Assurance qualité dans l’enseignement supérieur

20 Février 2018

L’IIPE a le plaisir d’annoncer la publication d’un nouvel opus, Internal Quality Assurance: Enhancing higher education quality and graduate employability (Assurance qualité interne : Renforcer la qualité de l’enseignement supérieur et l’employabilité des diplômés). Il représente l’aboutissement d’une étude majeure d’envergure internationale, visant à analyser des options efficaces et innovantes en matière d’assurance qualité interne.

L’AQI sur tous les fronts

Tandis que dans le monde entier, l’enseignement supérieur croît, se diversifie et se privatise, des questions ont émergé quant à sa qualité et à l’employabilité des diplômés.

Dans de nombreuses régions du monde, cette situation a donné lieu à la multiplication de systèmes d’assurance qualité externe (AQE) dans l’enseignement supérieur, sous la forme d’accréditation ou d’audits de la qualité, par exemple. Si, à l’origine, ce sont des facteurs externes qui ont permis la mise en place de dispositifs d’assurance qualité interne (AQI), de plus en plus d’institutions mettent en place leur propre AQI pour superviser la qualité et la pertinence de leurs programmes.

Un territoire inconnu

La gamme des orientations et des différents outils et procédés d’AQI est large. Ces systèmes appellent par ailleurs à la participation d’un grand nombre de personnes de la communauté universitaire, tant les administrateurs et les enseignants que les étudiants. Pour certains établissements, mettre au point ou perfectionner un dispositif d’AQI équivaut à mettre un pied en terre inconnue.

Une analyse comparative des meilleures pratiques en matière d’AQI

Dans ce contexte, l’IIPE a le plaisir d’annoncer la publication de son nouvel opus, Internal Quality Assurance: Enhancing higher education quality and graduate employability.

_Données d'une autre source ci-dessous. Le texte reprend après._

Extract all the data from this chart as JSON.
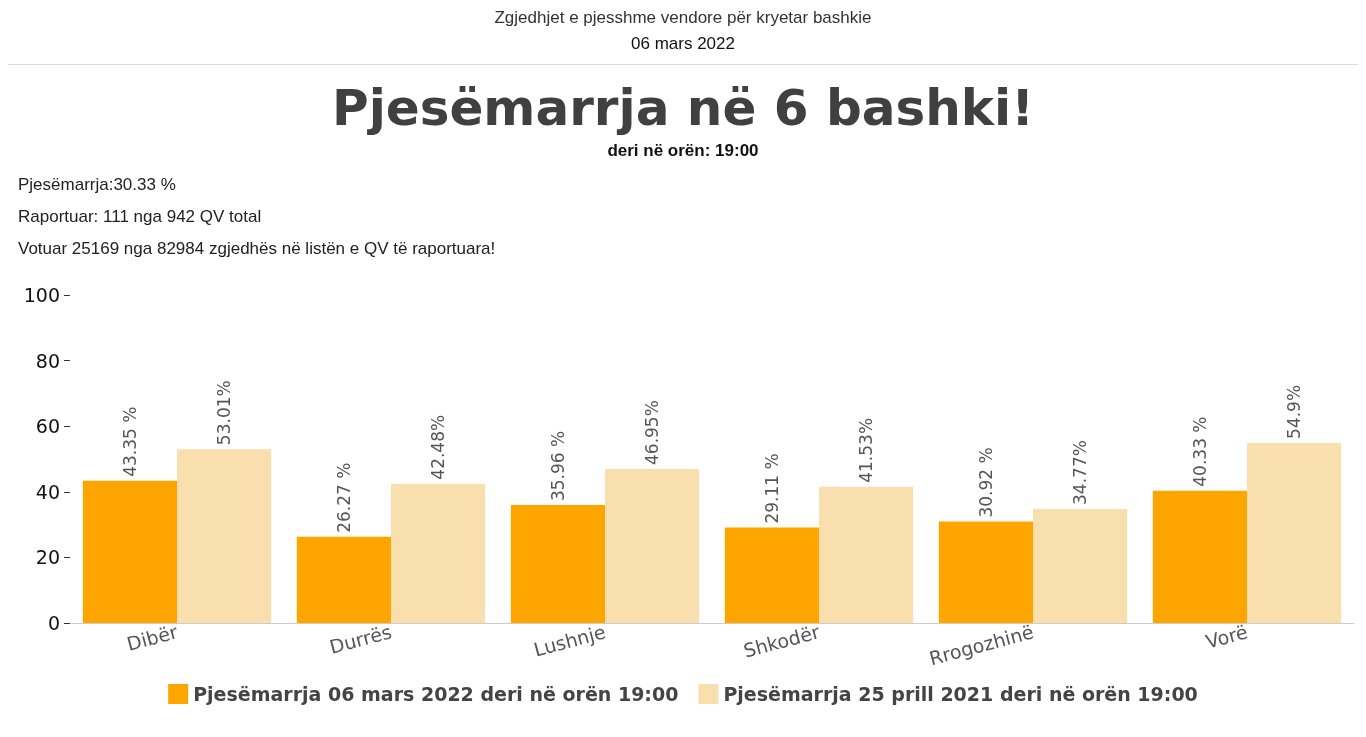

Sous la direction de Michaela Martin, spécialiste de l’IIPE, l’ouvrage présente les tendances internationales actuelles dans le domaine de l’AQI, notamment les pratiques et principes les plus novateurs. Son objectif global est de guider les établissements d’enseignement supérieur désireux d’élaborer et de mettre en œuvre leur propre système d’AQI.

Les résultats tirés d’une grande enquête internationale menée en collaboration avec l’Association internationale des universités (AIU) offrent une perspective comparative des tendances internationales. Cet ouvrage s’appuie également sur huit études de cas approfondies sur l’Afrique du Sud, l’Allemagne, l’Autriche, le Bahreïn, le Bangladesh, du Chili, la Chine et le Kenya. Elle propose une analyse comparative des meilleures pratiques appliquées par les universités de ces pays, et peut ainsi être une source d’inspiration pour les personnes chargées de concevoir ou d’optimiser l’AQI dans l’enseignement supérieur.

L’ouvrage fournit des orientations utiles à l’intention des décideurs politiques nationaux et institutionnels et aux responsables de l’assurance qualité. Ses conclusions mettent l’accent sur la nécessité de disposer d’outils souples et qualitatifs, qui fonctionnent parallèlement aux outils quantitatifs. Les universités vont également devoir trouver un équilibre entre des outils d’AQI prenant en compte des critères académiques et ceux prenant en compte des critères d’efficacité par rapport au marché du travail. Par ailleurs, un dialogue informé autour de l’assurance qualité doit avoir lieu avec tous les acteurs universitaires.

Si cet ouvrage adopte une perspective globale, il prend également soin de respecter une donnée essentielle : tous les systèmes d’AQI prennent différents sens et formes en fonction de leur contexte local.